トップ会談に向けて“流通王”に演技指導
過去に築き上げた栄光も、住み慣れた東京も置いていく。そんな強い覚悟が王の中で形を成しつつあったのだろう。
別れ際、王は瀬戸山にこう告げた。
「来月は中内さんにお会いしてもいいですよ」
瀬戸山の心臓が早鐘を打った。
大きな前進には違いなかったが、依然として不安は尽きなかった。トップ会談の席で「やっぱりお断りします」と言われてしまおうものなら、オーナーである中内の顔に泥を塗ることになる。
たまらず後日、瀬戸山は王に電話をかけ、「お引き受けいただけるということでいいんですね」と念を押したが、「お会いしたときにお話しします」という言葉しかもらえなかった。
とにかくやれることは何でもやっておこうと考えた瀬戸山は、中内に、王が入室してからどうしてほしいかを身振りを交えて説明した。ダイエー帝国を一代で築き上げた“流通王”への演技指導まで買って出たほど、瀬戸山の不安は大きかったということだ。
「とにかく先に攻めてください。まずは手を握って、『王さん、全て任せますから頼みましたよ』と言うんです。ちょっとでも話がかみ合わない様子を見せてしまうと、『今回はお断り』となってしまうかもしれません」
さらに、条件面についても打ち合わせた。アピシウスで瀬戸山が年俸について切り出した際、王からは「そういう問題ではない」と一蹴されていた。
「巨人はこんなんじゃなかった」
しかし中内には「もし年俸の話になったら、『長嶋さんはこれくらいもらっているそうですから、それを上回る額でいきましょう』と言ってください」と伝えておいた。
トップの熱烈な誠意と最上級の評価で一気に押し切る――。
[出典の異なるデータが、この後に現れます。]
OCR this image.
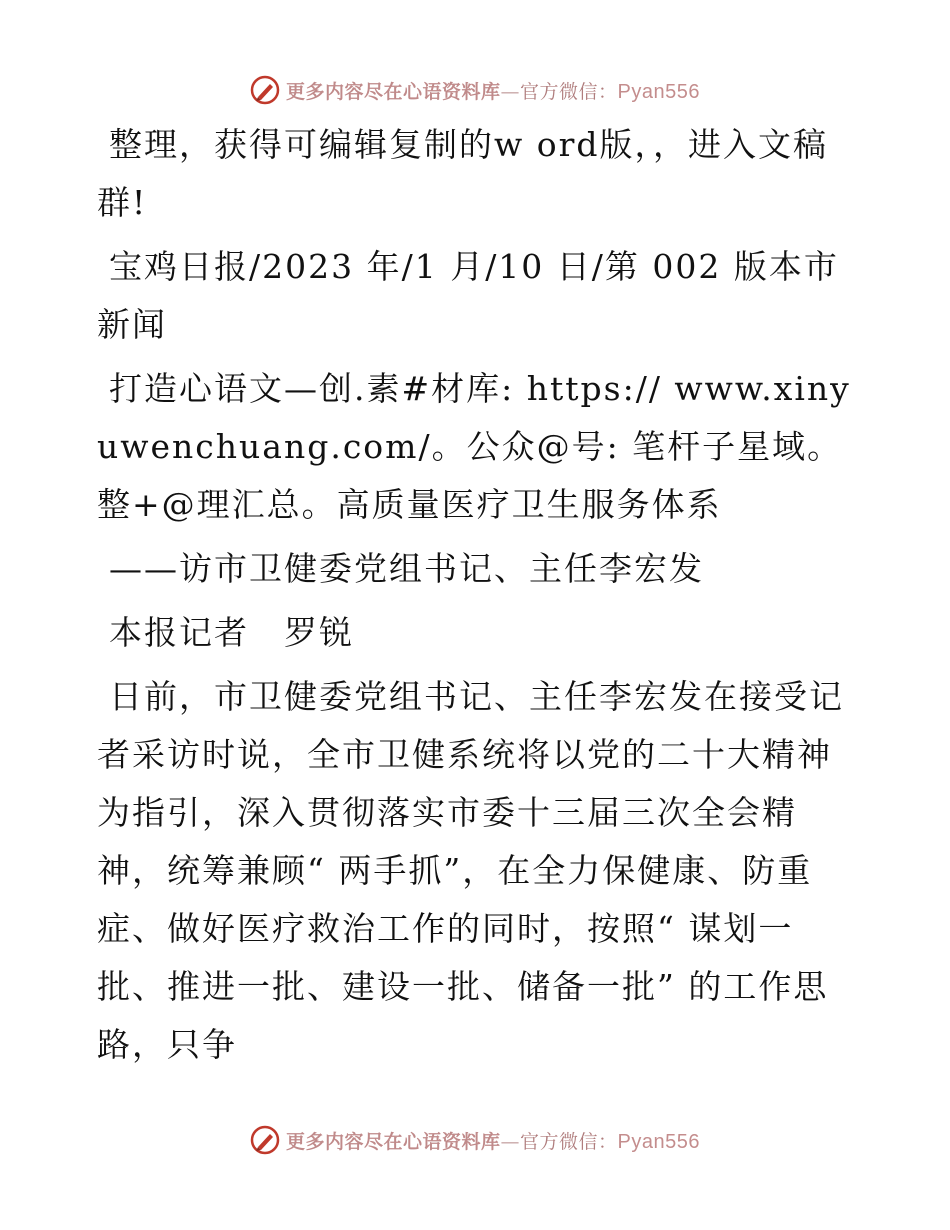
更多内容尽在心语资料库—官方微信：Pyan556

整理，获得可编辑复制的w ord版，，进入文稿群!

宝鸡日报/2023 年/1 月/10 日/第 002 版本市新闻

打造心语文—创.素#材库: https:// www.xinyuwenchuang.com/。公众@号: 笔杆子星域。整+@理汇总。高质量医疗卫生服务体系

——访市卫健委党组书记、主任李宏发

本报记者　罗锐

日前，市卫健委党组书记、主任李宏发在接受记者采访时说，全市卫健系统将以党的二十大精神为指引，深入贯彻落实市委十三届三次全会精神，统筹兼顾“ 两手抓”，在全力保健康、防重症、做好医疗救治工作的同时，按照“ 谋划一批、推进一批、建设一批、储备一批” 的工作思路，只争

更多内容尽在心语资料库—官方微信：Pyan556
それが瀬戸山の編み出した策だった。
7月、東京のダイエー本社の一室に、中内、長男の正、根本、瀬戸山が集まり、王を待ち受けた。
やがて姿を現した王に、中内はすかさず歩み寄った。瀬戸山の描いたシナリオ通りだった。手を握ることはできなかったものの、身を乗り出すような近さに迫り、一息に熱い言葉を浴びせかけた。
「王さん、ようこそいらっしゃいました。どうぞ王さんがやりたいようにやってください。野球界を盛り上げるためにON対決をしていただかないといけないんです。強いチームを作ってください」
その熱意に、王は静かに応じた。
「よろしくお願いします」
数カ月にわたった極秘交渉が、ついに結実した瞬間だった。
翌95年に王ホークスは船出したが、長きにわたり低迷を続けてきたチームの体質は一朝一夕に変わるものではなかった。負けが込む中、王は容赦なく選手たちに雷を落とした。
「このチームはなんだ。巨人はこんなんじゃなかった」
全員参加を義務付けた食事やミーティングの場でV9時代の「巨人基準」を突きつけられ、選手たちは萎縮した。中には「セとパは違いますから」と、環境の違いを言い訳にして逃げ道を作ろうとするベテラン選手もいたという。